Fuel cell maker Intelligent Energy has raised $30 million, which the company plans to use to speed up its commercialization efforts.

Like many other fuel cell developers, it has taken Intelligent Energy time to convert research into commercial products. United Kingdom-based Intelligent Energy was founded in 2001 and bought a university spin-off Advanced Power Sources (APS).

The APS acquisition gave Intelligent Energy the access to intellectual property from the Loughborough University's team that built the first kilowatt-level polymer electrolyte membrane (PEM) fuel cell in the United Kingdom, the company said.

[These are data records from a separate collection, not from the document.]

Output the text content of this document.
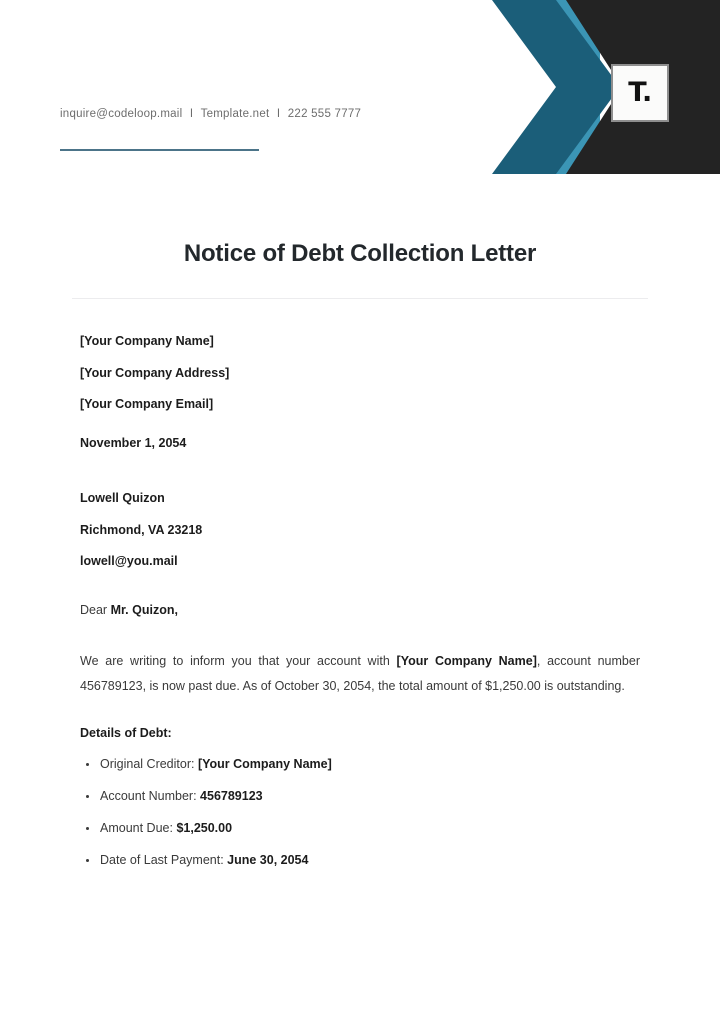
T.
inquire@codeloop.mail I Template.net I 222 555 7777
Notice of Debt Collection Letter
[Your Company Name]
[Your Company Address]
[Your Company Email]
November 1, 2054
Lowell Quizon
Richmond, VA 23218
lowell@you.mail
Dear Mr. Quizon,

We are writing to inform you that your account with [Your Company Name], account number 456789123, is now past due. As of October 30, 2054, the total amount of $1,250.00 is outstanding.

Details of Debt:
Original Creditor: [Your Company Name]
Account Number: 456789123
Amount Due: $1,250.00
Date of Last Payment: June 30, 2054
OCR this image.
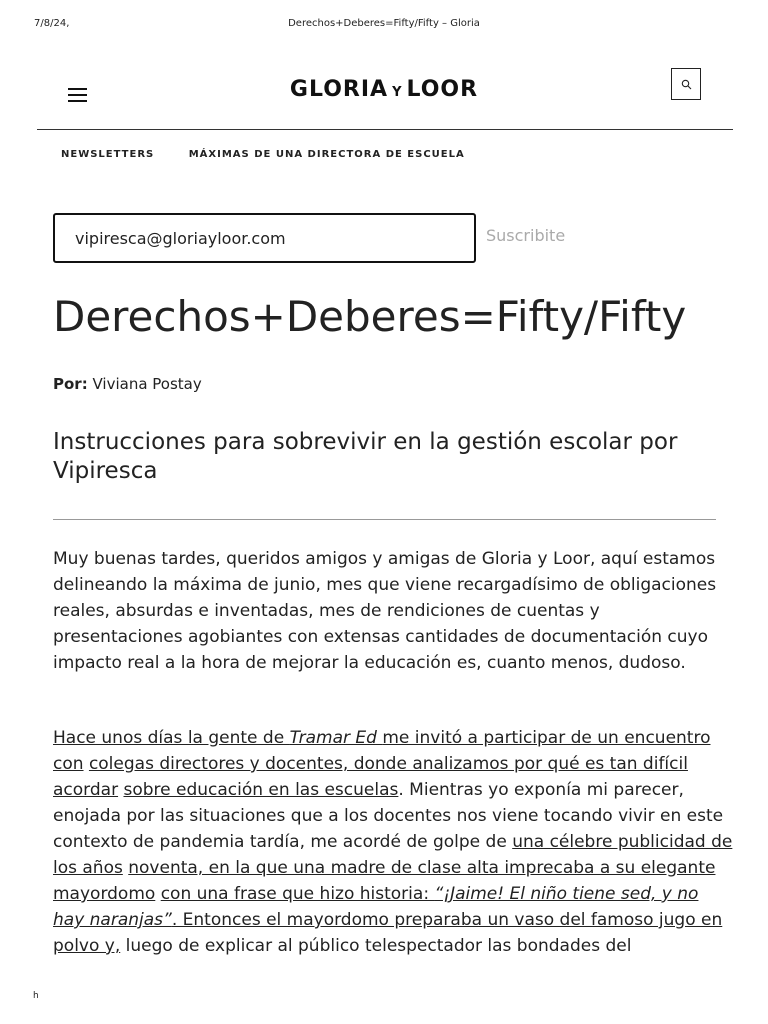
7/8/24,	Derechos+Deberes=Fifty/Fifty – Gloria
GLORIA Y LOOR
NEWSLETTERS	MÁXIMAS DE UNA DIRECTORA DE ESCUELA
vipiresca@gloriayloor.com
Suscribite
Derechos+Deberes=Fifty/Fifty
Por: Viviana Postay
Instrucciones para sobrevivir en la gestión escolar por Vipiresca

Muy buenas tardes, queridos amigos y amigas de Gloria y Loor, aquí estamos delineando la máxima de junio, mes que viene recargadísimo de obligaciones reales, absurdas e inventadas, mes de rendiciones de cuentas y presentaciones agobiantes con extensas cantidades de documentación cuyo impacto real a la hora de mejorar la educación es, cuanto menos, dudoso.

Hace unos días la gente de Tramar Ed me invitó a participar de un encuentro con colegas directores y docentes, donde analizamos por qué es tan difícil acordar sobre educación en las escuelas. Mientras yo exponía mi parecer, enojada por las situaciones que a los docentes nos viene tocando vivir en este contexto de pandemia tardía, me acordé de golpe de una célebre publicidad de los años noventa, en la que una madre de clase alta imprecaba a su elegante mayordomo con una frase que hizo historia: “¡Jaime! El niño tiene sed, y no hay naranjas”. Entonces el mayordomo preparaba un vaso del famoso jugo en polvo y, luego de explicar al público telespectador las bondades del

h
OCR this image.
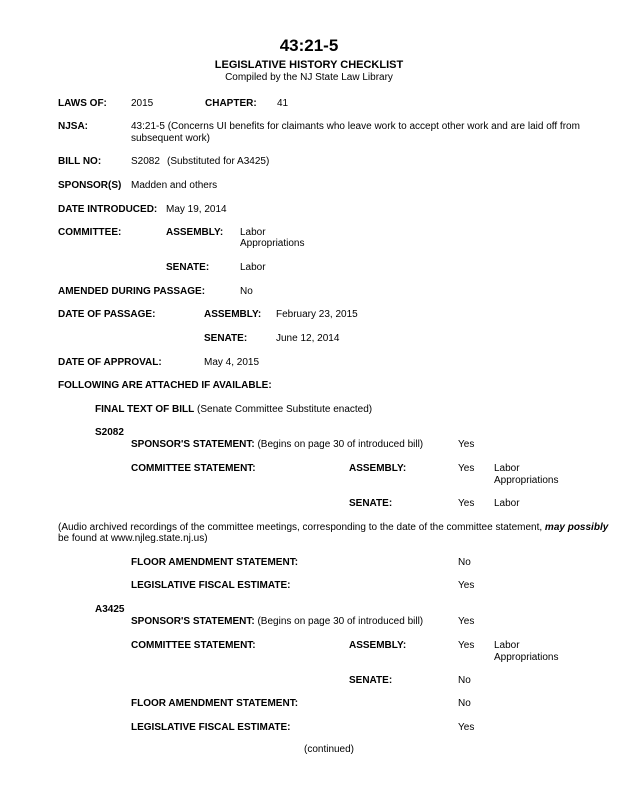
43:21-5
LEGISLATIVE HISTORY CHECKLIST
Compiled by the NJ State Law Library
LAWS OF: 2015	CHAPTER: 41
NJSA:	43:21-5 (Concerns UI benefits for claimants who leave work to accept other work and are laid off from
subsequent work)
BILL NO:	S2082 (Substituted for A3425)
SPONSOR(S) Madden and others
DATE INTRODUCED: May 19, 2014
COMMITTEE:	ASSEMBLY: Labor
Appropriations
SENATE:	Labor
AMENDED DURING PASSAGE:	No
DATE OF PASSAGE:	ASSEMBLY: February 23, 2015
SENATE:	June 12, 2014
DATE OF APPROVAL:	May 4, 2015
FOLLOWING ARE ATTACHED IF AVAILABLE:
FINAL TEXT OF BILL (Senate Committee Substitute enacted)
S2082
SPONSOR'S STATEMENT: (Begins on page 30 of introduced bill)	Yes
COMMITTEE STATEMENT:	ASSEMBLY:	Yes Labor
Appropriations
SENATE:	Yes Labor
(Audio archived recordings of the committee meetings, corresponding to the date of the committee statement, may possibly
be found at www.njleg.state.nj.us)
FLOOR AMENDMENT STATEMENT:	No
LEGISLATIVE FISCAL ESTIMATE:	Yes
A3425
SPONSOR'S STATEMENT: (Begins on page 30 of introduced bill)	Yes
COMMITTEE STATEMENT:	ASSEMBLY:	Yes Labor
Appropriations
SENATE:	No
FLOOR AMENDMENT STATEMENT:	No
LEGISLATIVE FISCAL ESTIMATE:	Yes
(continued)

In a PEM fuel cell, hydrogen is fed in the anode to create an electrochemical reaction that splits the hydrogen to split into protons and electrons. The membrane acts as a filter that allows only protons to pass through to reach the cathode, forcing the electrons take another, external circuit and produce electrical current. The electrons travel to the cathode and recombine with protons and oxygen to form water.

Intelligent Energy said it has some success showcasing that its technology works. It provided Boeing with a fuel cell system to help fly what the company said was the world's first manned fuel cell plane.

Intelligent Energy also has formed a joint venture with the Scottish & Southern Energy to develop heat and power systems powered by fuel cells. The systems would serve both the residential and commercial markets, the companies have said.

Back in late 2007, the fuel cell developer teamed up with Suzuki Motor to showcase a prototype motorcycle called Crosscage that is powered by a lithium-ion battery charged by a fuel cell pack. In May this year, Intelligent Energy said it plans to launch a test fleet of the bike near its headquarters later this year.

Fuel cell technology has promised to deliver clean, high-density energy for transportation and other uses. But it has a long way to go before it reaches the mass market.

In fact, the U.S. Department of Energy wants to cut funding to fuel cell research to focus on technologies that could be commercialized in the near term (see Will GM Abandon Hydrogen Cars?). GM, which emerged from bankruptcy recently, said it would continue to invest in fuel cell car research (see GM Finds New life With eBay Deal).

But Congress might not go along with the DOE's proposal to cut funding. Committees in both the House and the Senate have tweaked the DOE's budget to include am ample amount of funding, if not more than what has set aside for fuel cell research for this fiscal year, reported the New York Times.

Although the automotive market is difficult to crack, it is but one of many markets that could make use of fuel cell technology. FuelCell Energy in Danbury, Conn., for example, has agreed to supply 43 megawatts of fuel cells at electricity grid substations, hospitals and natural gas stations (see Fuel Cells as Renewable Power?).